A Mixed Bag of Information from the Week that Was: September 28, 2018

· Quarterly stocks numbers, harvest progress and trade developments dominated much of the market conversation this week.

· After what appeared to be a move by China to find the good graces of their global trade partners last week a much different attitude emerged over the weekend. Saturday evening leaders announced they would not come to the US for trade talks until after the midterm elections, claiming the increase in pressure out of Washington was behind the decision. This was seen as an incredible blow to the administration as many outside observers feel some rural voters could have their votes decided by a trade solution or lack thereof.

· In addition to the announcement the Chinese government purchased a large ad which ran in the Des Moines Register over the weekend. The ad claimed the Trump administration was ‘selling out farmers’ and causing great economic harm in the Farm Belt. In response the Trump administration claimed this was meddling in the upcoming election stating it would not go unpunished.

· Rhetoric was spewed between the US and Canada as well. Little progress has been made when it comes to dispute resolution and dairy sticking points in the bilateral agreement there. As a result Trump refused the Canadian Prime Minister’s invitation for a meeting and stated that without an agreement he would be forced to tax car imports and other goods. At this point both sides remain willing to hold off on further negotiations, hoping perhaps negotiating without a deadline would relieve some pressure.

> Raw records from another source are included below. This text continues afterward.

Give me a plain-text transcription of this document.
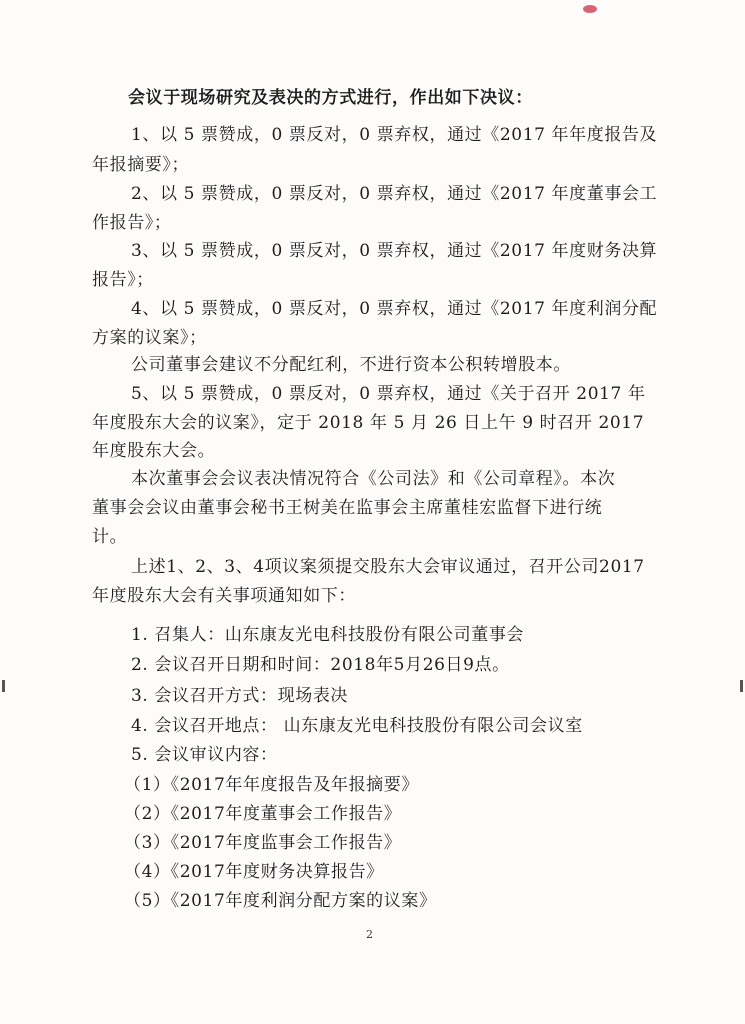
会议于现场研究及表决的方式进行，作出如下决议：
1、以 5 票赞成，0 票反对，0 票弃权，通过《2017 年年度报告及
年报摘要》；
2、以 5 票赞成，0 票反对，0 票弃权，通过《2017 年度董事会工
作报告》；
3、以 5 票赞成，0 票反对，0 票弃权，通过《2017 年度财务决算
报告》；
4、以 5 票赞成，0 票反对，0 票弃权，通过《2017 年度利润分配
方案的议案》；
公司董事会建议不分配红利，不进行资本公积转增股本。
5、以 5 票赞成，0 票反对，0 票弃权，通过《关于召开 2017 年
年度股东大会的议案》，定于 2018 年 5 月 26 日上午 9 时召开 2017
年度股东大会。
本次董事会会议表决情况符合《公司法》和《公司章程》。本次
董事会会议由董事会秘书王树美在监事会主席董桂宏监督下进行统
计。
上述1、2、3、4项议案须提交股东大会审议通过，召开公司2017
年度股东大会有关事项通知如下：
1. 召集人：山东康友光电科技股份有限公司董事会
2. 会议召开日期和时间：2018年5月26日9点。
3. 会议召开方式：现场表决
4. 会议召开地点： 山东康友光电科技股份有限公司会议室
5. 会议审议内容：
（1）《2017年年度报告及年报摘要》
（2）《2017年度董事会工作报告》
（3）《2017年度监事会工作报告》
（4）《2017年度财务决算报告》
（5）《2017年度利润分配方案的议案》
2
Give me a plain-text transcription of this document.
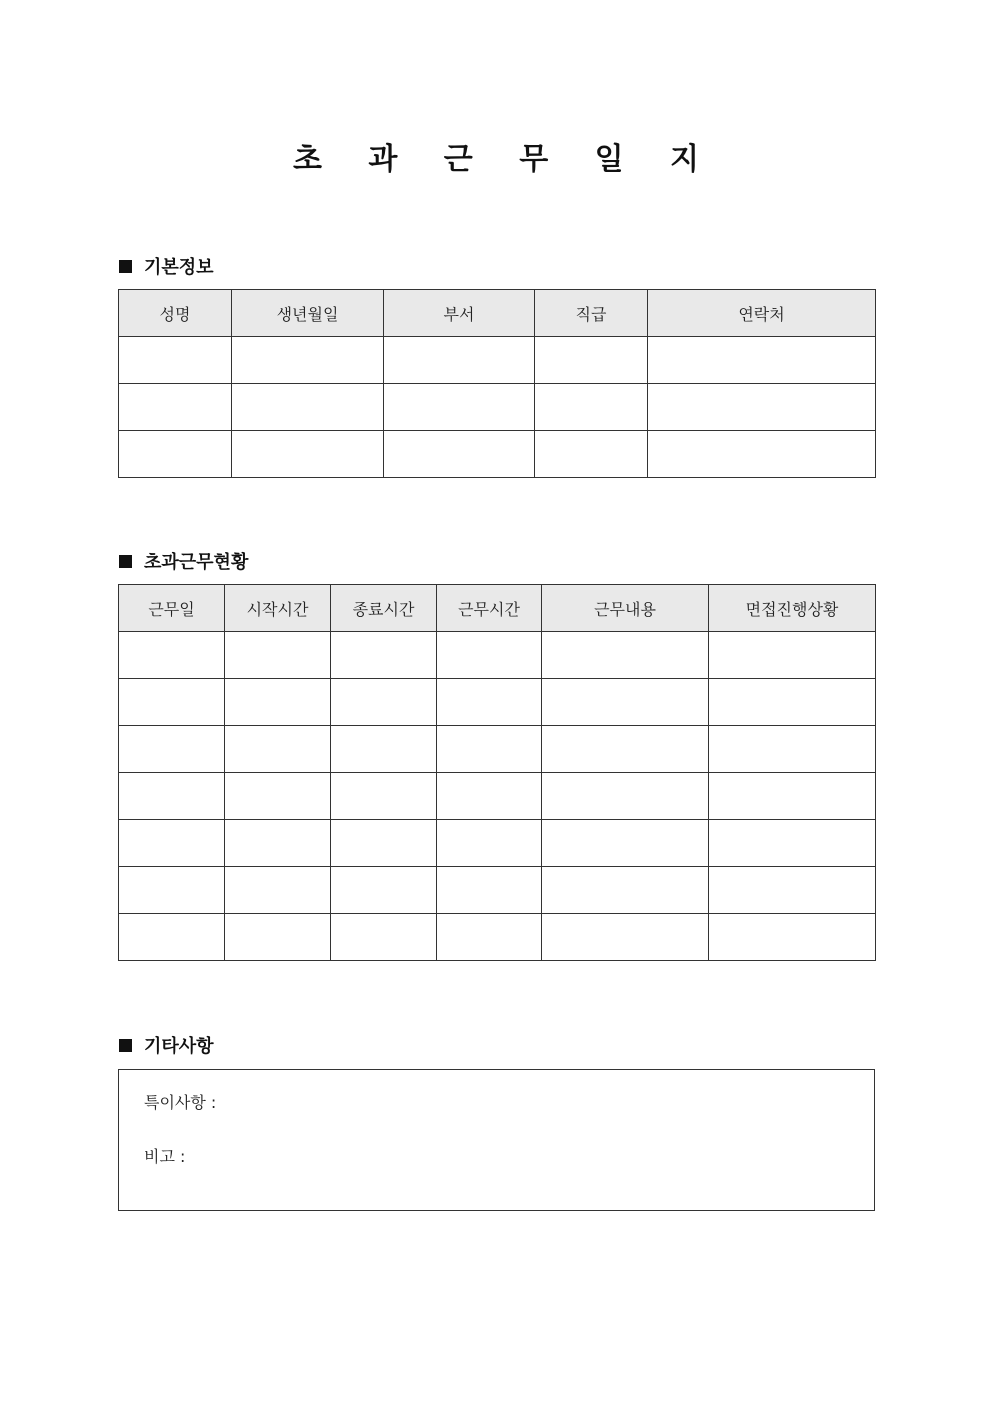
초 과 근 무 일 지
기본정보
성명	생년월일	부서	직급	연락처

초과근무현황
근무일	시작시간	종료시간	근무시간	근무내용	면접진행상황

기타사항
특이사항 :
비고 :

· While it appeared we made zero progress when it comes to Chinese and Canadian trade relations we did see a bright spot in the bilateral US/Mexico trade announcement as well as what appears to be cordial trade discussions beginning with our Japanese counterparts. While the Japanese government was quick to say the US would not receive any better treatment than their TPP allies, many industry groups welcome the open discussion with the idea that any additional access to the Japanese market is a bonus.

· In other news the USDA released their updated quarterly stocks figures mid-day Friday. These numbers hold greater importance this month for corn and soybeans because they will be used as final old crop ending stocks numbers, giving us an indication as to whether or not USDA supply and demand estimates put together each month have been accurate.

· Based on Friday’s numbers the USDA had overestimated feed demand throughout the year as corn ending stocks came in 130 million bushels higher than traders had anticipated ahead of the report. Of these numbers it is interesting to note that while on farm and commercial stocks are lower than a year ago the amount of movement off farm is greater than one would anticipate. This would help to explain some of the basis trouble seen through the Corn Belt in the month of September.

· The USDA also came in higher than expected when it came to soybean carryout. Since we have a pretty good idea of soybean usage throughout the year thanks to export sales figures released weekly and crush numbers released each month the USDA actually increased last year’s production by 19 million bushels. They credited a drop in residual usage as the secondary reason for the 42 million bushel increase over initial September carryout figures.

· It is interesting to note that while stocks increased across the board when it comes to soybeans, the US farmer is holding a significant amount of beans as we work our way into harvest.

· Wheat numbers came in slightly higher than expected as well as production was raised slightly.

Overall the increase in stocks figures will result in an increase in old crop carryover and subsequent new crop carry-in for both corn and beans. Without an equal or larger increase in new crop demand or reduction in production estimates new crop carryout will increase in the October WASDE.

Harvest pace is ahead of the 5 year average by 5% for corn and 6% for beans, with some areas looking to wrap up in the week ahead while others are still waiting to get started. We are getting a better picture when it comes to yields, at this point it appears beans are as good if not better than the latest USDA expectations, while corn reports are solid, but more-so in line with last year’s production versus the large increase currently expected by the USDA.

Cash markets, specifically basis moves will likely be a better indicator of what is actually taking place across the countryside than anything these next few weeks.